Oh, oh! The Quakers are coming, and City Journal has sounded the alarm!
For anyone who does not immediately recognize the name, City Journal is a quarterly magazine of urban affairs, published by the Manhattan Institute, a reliably conservative think tank based in New York City. According to Wikipedia, the Manhattan Institute was established in 1977 under a different name, the International Center for Economic Policy Studies, and is dedicated to the promotion of free-market economics.
Most recently, the Manhattan Institute has been quite concerned about the "Woke" phenomenon (as one of my other go-to conservative sources, Rod Dreher, has been similarly concerned). Dreher thinks that contemporary journalism, and political discussion in general, has been degraded by "progressives who are drunk on left-wing race grievance ideology." The Manhattan Institute is also upset by recent efforts to consider racial discrimination as an important factor in the analysis of both contemporary and historical reality.
The most recent edition of City Journal ran an article on Quaker schools in the Philadelphia area, which the article claims have "betrayed their historical values." The City Journal article is titled, "Society of Woke," and the gravamen of the complaint seems to be that the Quakers are now teaching "Critical Race Theory" in these Quaker schools. City Journal sees this as a complete repudiation of the schools' "legacy of excellence, ... undermining more than 300 years of commitment to objective truth and betraying the tenets of Quakerism itself."
Quakerism doesn't actually have what I would call official "tenets," so City Journal is a bit off the mark right there, but read for yourself what the City Journal article says:
This “woke” trend has overrun Quaker education in Greater Philadelphia, where about two dozen Quaker K–12 schools and three Quaker colleges operate, from tony Main Line suburbs to the bucolic countryside. Among the 22 regional K–12 schools listed by the Friends Council on Education, 17 have adopted similar diversity, equity, and inclusion (DEI) statements. Chester County’s Westtown School, for example, touts programming that will “strive to uncover and undo our collective and individual biases.”

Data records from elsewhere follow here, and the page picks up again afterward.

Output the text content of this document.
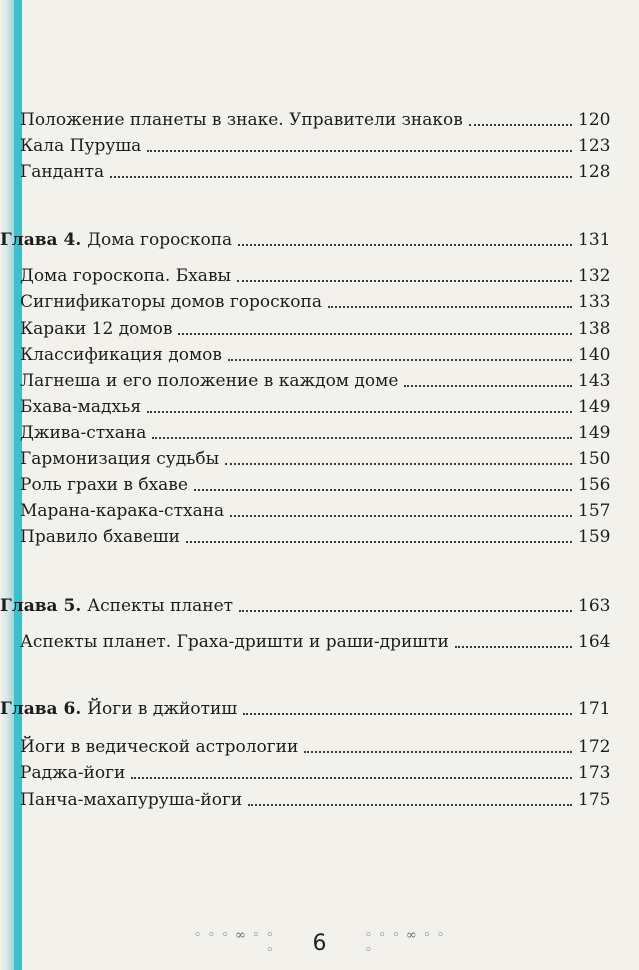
Положение планеты в знаке. Управители знаков	120
Кала Пуруша	123
Ганданта	128
Глава 4. Дома гороскопа	131
Дома гороскопа. Бхавы	132
Сигнификаторы домов гороскопа	133
Караки 12 домов	138
Классификация домов	140
Лагнеша и его положение в каждом доме	143
Бхава-мадхья	149
Джива-стхана	149
Гармонизация судьбы	150
Роль грахи в бхаве	156
Марана-карака-стхана	157
Правило бхавеши	159
Глава 5. Аспекты планет	163
Аспекты планет. Граха-дришти и раши-дришти	164
Глава 6. Йоги в джйотиш	171
Йоги в ведической астрологии	172
Раджа-йоги	173
Панча-махапуруша-йоги	175
◦ ◦ ◦ ∞ ◦ ◦ ◦ 6	◦ ◦ ◦ ∞ ◦ ◦ ◦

While such vague pronouncements might seem innocent, they reveal an effort to teach students that they’re forever separated by identity and bound by the historical sins associated with those identities. At Abington Friends School, parents are told that their newly “conscious community” will “provide necessary resources to support both institutional transformation and individual self-exploration and growth around issues of difference.” Wynnewood’s Friends’ Central similarly declared that it’s “engaged in an ongoing journey to confront and unlearn bias and racism personally and collectively to become a more equitable, anti-bias school (emphasis added).”

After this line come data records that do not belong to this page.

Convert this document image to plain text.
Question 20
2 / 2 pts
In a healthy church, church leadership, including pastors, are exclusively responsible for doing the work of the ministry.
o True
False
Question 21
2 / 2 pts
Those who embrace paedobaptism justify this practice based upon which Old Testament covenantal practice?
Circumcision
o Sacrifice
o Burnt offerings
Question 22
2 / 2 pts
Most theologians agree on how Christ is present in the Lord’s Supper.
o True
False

City Journal seems to think that these schools' efforts to help students and others "unlearn bias and racism personally and collectively" is somehow illegitimate or ill-advised. Not really knowing the facts, or how this effort is being applied, makes it hard to know whether or not the concern of City Journal has any connection with reality whatsoever. Maybe there are some problems in focusing on efforts to "unlearn bias and racism," but the general idea seems to me to be a very good one - and not just for Quakers, either.
The phrase that attracted my attention was the City Journal claim that "Critical Race Theory" is an effort to "teach students that they are forever separated by identity and bound by the historical sins associated with [their] identities." As I say, not really knowing what is being taught, it's hard to comment intelligently. Nonetheless, I would be quite concerned if there were any truth in this specific complaint by City Journal.
No one, ever, is defined and determined by any "identity," and certainly not "forever." The Quaker experience (which is not quite the same thing as a set of "tenets") would absolutely affirm not only that "there is that of God in every person," but that every one of us is capable, always, of surmounting the inertia of our history and experience and transforming ourselves and the world by doing something radically different and new. That includes, specifically, the ability to break down all separations, whatsoever, whether established through differing "identities" or otherwise. There is no "doctrine of inevitability" that proclaims that whatever exists now, or has existed in the past, will continue to exist into the future (forever).
To the degree that anyone is teaching that a person is "bound by the historical sins associated with their identity," they are teaching something that is not true. Learning about and seeking to overcome centuries of white privilege and white supremacy, however, is not remotely a lesson that teaches what the City Journal claims. My bet is that the Quakers of Philadelphia, like the Quakers of Santa Cruz, California, are taking their guidance from Martin Luther King, Jr., and are seeking to move forward to a world in which we are judged not by the color of our skin, or by our "identity," but by the content of our character.